This review covers two conditions. These are acute fractures and non-union resulting from failed fracture healing. Clavicle or collarbone fractures account for around 4% of all fractures. While treatment of these fractures is usually non-operative, some types of fractures, as well as non-union of the middle third of the clavicle, are often treated surgically.
To evaluate the effectiveness of different methods of surgical treatment for acute fracture or non-union of the middle third of the clavicle.
We searched the Cochrane Bone, Joint and Muscle Trauma Group Specialised Register (to December 2008), Cochrane Central Register of Controlled Trials (CENTRAL) (The Cochrane Library 2008, Issue 4), MEDLINE (1966 to December 2008), EMBASE (1988 to December 2008), LILACS (1982 to December 2008), trial registries and reference lists of articles. No language or publication restrictions were applied.
Randomised and quasi-randomised controlled trials evaluating any surgical intervention for treating people with fractures or non-union of the middle third of the clavicle were considered. The primary outcomes were pain, treatment failure and health-related quality of life or shoulder function.
Data collection and analysis
Two authors independently selected eligible trials and three authors assessed methodological quality and cross-checked data extraction. There was no pooling of data.

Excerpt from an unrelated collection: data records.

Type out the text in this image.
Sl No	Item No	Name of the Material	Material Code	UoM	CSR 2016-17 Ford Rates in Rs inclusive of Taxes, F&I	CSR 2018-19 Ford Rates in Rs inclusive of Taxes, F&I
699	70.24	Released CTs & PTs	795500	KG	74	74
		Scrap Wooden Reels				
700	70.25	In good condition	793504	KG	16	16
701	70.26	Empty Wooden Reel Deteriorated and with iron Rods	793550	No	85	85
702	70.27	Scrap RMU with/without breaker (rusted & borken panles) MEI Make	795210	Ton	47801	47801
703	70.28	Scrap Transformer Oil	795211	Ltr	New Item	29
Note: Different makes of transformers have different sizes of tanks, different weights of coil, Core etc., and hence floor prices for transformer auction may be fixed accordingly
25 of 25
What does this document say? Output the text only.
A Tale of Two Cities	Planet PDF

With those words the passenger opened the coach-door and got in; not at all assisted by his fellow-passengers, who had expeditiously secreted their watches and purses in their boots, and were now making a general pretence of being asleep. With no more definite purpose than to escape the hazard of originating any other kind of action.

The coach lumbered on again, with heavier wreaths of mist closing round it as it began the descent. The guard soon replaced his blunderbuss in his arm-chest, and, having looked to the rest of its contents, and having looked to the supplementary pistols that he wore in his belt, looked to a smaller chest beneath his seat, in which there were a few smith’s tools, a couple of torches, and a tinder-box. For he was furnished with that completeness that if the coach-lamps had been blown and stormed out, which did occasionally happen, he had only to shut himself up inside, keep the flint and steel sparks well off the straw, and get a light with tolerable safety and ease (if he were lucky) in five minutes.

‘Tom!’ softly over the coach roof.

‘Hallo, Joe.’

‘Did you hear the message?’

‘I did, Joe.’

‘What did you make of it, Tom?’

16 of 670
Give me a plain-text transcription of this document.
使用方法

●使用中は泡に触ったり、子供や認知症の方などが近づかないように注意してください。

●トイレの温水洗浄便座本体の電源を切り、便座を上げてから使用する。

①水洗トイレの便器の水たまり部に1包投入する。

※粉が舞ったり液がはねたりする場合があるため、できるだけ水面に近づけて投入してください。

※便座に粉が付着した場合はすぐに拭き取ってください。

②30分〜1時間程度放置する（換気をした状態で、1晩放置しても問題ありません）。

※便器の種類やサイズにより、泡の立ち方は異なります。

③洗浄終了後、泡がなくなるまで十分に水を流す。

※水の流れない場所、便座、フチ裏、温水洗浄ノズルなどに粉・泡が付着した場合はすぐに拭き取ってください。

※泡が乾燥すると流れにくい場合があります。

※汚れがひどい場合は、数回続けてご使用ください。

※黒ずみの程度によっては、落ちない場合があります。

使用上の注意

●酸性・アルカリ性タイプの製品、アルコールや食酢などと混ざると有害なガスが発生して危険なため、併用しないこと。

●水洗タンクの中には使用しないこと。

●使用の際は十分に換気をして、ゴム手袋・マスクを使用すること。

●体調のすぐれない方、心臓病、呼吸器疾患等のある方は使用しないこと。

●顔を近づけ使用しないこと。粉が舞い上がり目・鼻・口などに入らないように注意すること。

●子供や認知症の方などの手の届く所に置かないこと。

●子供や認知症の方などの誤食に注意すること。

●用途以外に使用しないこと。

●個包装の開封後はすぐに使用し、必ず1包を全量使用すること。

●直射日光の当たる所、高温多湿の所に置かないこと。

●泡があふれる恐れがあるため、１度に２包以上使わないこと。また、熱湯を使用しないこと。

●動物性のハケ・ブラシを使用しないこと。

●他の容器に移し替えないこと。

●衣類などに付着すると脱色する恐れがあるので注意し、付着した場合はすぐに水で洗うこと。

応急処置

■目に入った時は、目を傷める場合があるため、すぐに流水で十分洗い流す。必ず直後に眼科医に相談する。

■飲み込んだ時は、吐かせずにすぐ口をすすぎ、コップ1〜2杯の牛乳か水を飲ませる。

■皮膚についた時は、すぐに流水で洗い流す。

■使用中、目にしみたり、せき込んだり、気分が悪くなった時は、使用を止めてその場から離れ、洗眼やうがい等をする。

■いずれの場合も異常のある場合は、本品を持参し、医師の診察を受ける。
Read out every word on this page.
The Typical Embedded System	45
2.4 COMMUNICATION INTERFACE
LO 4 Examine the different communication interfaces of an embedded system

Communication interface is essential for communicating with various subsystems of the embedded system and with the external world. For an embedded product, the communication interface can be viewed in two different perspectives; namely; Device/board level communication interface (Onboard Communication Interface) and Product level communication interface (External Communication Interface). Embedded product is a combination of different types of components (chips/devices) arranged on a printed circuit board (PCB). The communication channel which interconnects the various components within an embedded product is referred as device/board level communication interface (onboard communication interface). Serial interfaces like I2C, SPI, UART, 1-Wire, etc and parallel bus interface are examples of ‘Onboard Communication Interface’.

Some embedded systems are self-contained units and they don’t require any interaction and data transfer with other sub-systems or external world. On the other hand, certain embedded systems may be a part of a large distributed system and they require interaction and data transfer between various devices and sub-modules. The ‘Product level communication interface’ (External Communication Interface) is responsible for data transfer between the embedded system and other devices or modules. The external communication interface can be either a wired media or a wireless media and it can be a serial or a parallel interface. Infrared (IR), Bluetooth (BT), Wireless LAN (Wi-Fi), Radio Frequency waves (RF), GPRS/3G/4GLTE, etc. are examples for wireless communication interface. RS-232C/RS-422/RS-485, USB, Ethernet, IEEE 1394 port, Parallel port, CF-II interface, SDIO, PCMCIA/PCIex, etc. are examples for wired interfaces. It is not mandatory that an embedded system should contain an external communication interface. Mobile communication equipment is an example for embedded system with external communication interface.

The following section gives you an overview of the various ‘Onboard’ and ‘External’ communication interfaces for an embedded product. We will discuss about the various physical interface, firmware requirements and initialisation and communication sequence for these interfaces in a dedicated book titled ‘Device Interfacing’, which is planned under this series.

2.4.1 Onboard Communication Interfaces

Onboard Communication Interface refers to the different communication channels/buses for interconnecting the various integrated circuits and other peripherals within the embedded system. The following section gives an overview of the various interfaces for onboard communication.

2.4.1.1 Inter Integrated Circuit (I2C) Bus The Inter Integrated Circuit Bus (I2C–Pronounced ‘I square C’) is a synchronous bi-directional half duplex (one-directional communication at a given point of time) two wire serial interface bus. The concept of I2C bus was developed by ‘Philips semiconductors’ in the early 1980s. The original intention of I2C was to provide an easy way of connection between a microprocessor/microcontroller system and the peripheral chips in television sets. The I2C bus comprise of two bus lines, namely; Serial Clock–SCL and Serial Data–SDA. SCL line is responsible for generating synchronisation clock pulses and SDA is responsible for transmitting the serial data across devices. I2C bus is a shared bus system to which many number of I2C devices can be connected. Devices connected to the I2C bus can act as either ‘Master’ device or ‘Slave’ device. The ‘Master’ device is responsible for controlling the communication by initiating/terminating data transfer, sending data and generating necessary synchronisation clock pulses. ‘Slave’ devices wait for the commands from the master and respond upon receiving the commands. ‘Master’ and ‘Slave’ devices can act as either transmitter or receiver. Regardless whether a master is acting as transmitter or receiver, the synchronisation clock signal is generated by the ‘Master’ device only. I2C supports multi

Data from three small trials, each testing a different comparison, were included. Two trials had design features that carry a high risk of bias, limiting the strength of their findings. Low-contact dynamic compression plates appeared to be associated with significantly better upper-limb function throughout the year following surgery, earlier fracture union and return to work, and a reduced incidence of implant-associated symptoms when compared with a standard dynamic compression plate in 36 adults with symptomatic non-union of the middle third of the clavicle. One study (69 participants) compared the Knowles pin versus a plate for treating middle third clavicle fractures or non-union. Knowles pins appeared to be associated with lower pain levels and use of post-operative analgesics, reduced incidence of implant-associated symptoms, and shorter operation time and hospital stay. One study (133 participants) found that a three-dimensional technique for fixation with a reconstruction plate was associated with a significantly lower incidence of symptomatic delayed union than a standard superior position surgical approach.
There is limited evidence, from single trials only, regarding the effectiveness of different methods of surgical fixation of fractures and non-union of the middle third of the clavicle.